People have said to me, “Why do we need this party? We have The Greens or The Sex Party.” I say, “Firstly, we need to speak for ourselves. Secondly, when other important agendas come up for those political parties, our priorities can get pushed to the side.”

If up to 10 per cent of the population are of diverse sexuality and gender, then that is approximately 2 million people, plus their friends and family. It will be better for everybody if we can fix this. We are equally right leaning as left leaning. If people want to vote economically to the right, they can now vote socially centrist and have both. It’s been really important, it’s been a missing gap.

As you can see with the way we present ourselves, we’re being honest. You can see what we stand for. And we do stand for something. Which is a refreshing change too.

If we don’t agitate for change, whatever area it is, it will not happen.

What do you think of Ireland passing the same-sex marriage referendum and do you think it will have an affect on policy here in Australia?

It’s exciting, in fact it’s outstanding to see a catholic country vote overwhelmingly for marriage equality. If the USA follows next month after the Supreme Court decision we will be the only western English speaking country left that discriminates. Surely this puts pressure on our government to actually represent the people. This is beginning to play out which is encouraging.

In an ideal world, what do you want to achieve by representing the LGBTIQ community? What would be success for you?

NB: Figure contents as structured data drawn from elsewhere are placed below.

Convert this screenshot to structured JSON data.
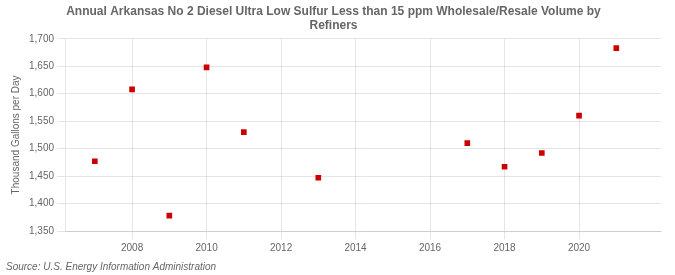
{
  "chart_data": {
    "type": "scatter",
    "title": "Annual Arkansas No 2 Diesel Ultra Low Sulfur Less than 15 ppm Wholesale/Resale Volume by\nRefiners",
    "ylabel": "Thousand Gallons per Day",
    "source": "Source: U.S. Energy Information Administration",
    "x": [
      2007,
      2008,
      2009,
      2010,
      2011,
      2013,
      2017,
      2018,
      2019,
      2020,
      2021
    ],
    "values": [
      1477,
      1608,
      1378,
      1648,
      1530,
      1447,
      1510,
      1467,
      1492,
      1560,
      1683
    ],
    "color": "#cc0000",
    "marker": "square",
    "xlim": [
      2006.2,
      2022.2
    ],
    "xticks": [
      2008,
      2010,
      2012,
      2014,
      2016,
      2018,
      2020
    ],
    "ylim": [
      1350,
      1700
    ],
    "yticks": [
      {
        "value": 1350,
        "label": "1,350"
      },
      {
        "value": 1400,
        "label": "1,400"
      },
      {
        "value": 1450,
        "label": "1,450"
      },
      {
        "value": 1500,
        "label": "1,500"
      },
      {
        "value": 1550,
        "label": "1,550"
      },
      {
        "value": 1600,
        "label": "1,600"
      },
      {
        "value": 1650,
        "label": "1,650"
      },
      {
        "value": 1700,
        "label": "1,700"
      }
    ],
    "grid": true
  }
}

It probably won’t happen in my lifetime, because even though women are equal in Australia they are still not treated equally. I would love to think that one day an LGBTIQ person who is 10 or 12 years old can just think, “wow, I’m as normal as everyone else, and the pathways for me are as varied and available to me as they are to everyone else.”

Where I grew up there was no positive representation of a gay or lesbian person, ever. Now, the younger generation do have that, but it’s still not safe for them. I know that for a fact. We need to make it so that we are fully included.

That is the dream: that nobody gives a shit whether you are gay or straight because you are judged and assessed by the person you are and what you do. Those things have nothing to do with your gender, your orientation, your race, wealth status, or even how intelligent you are.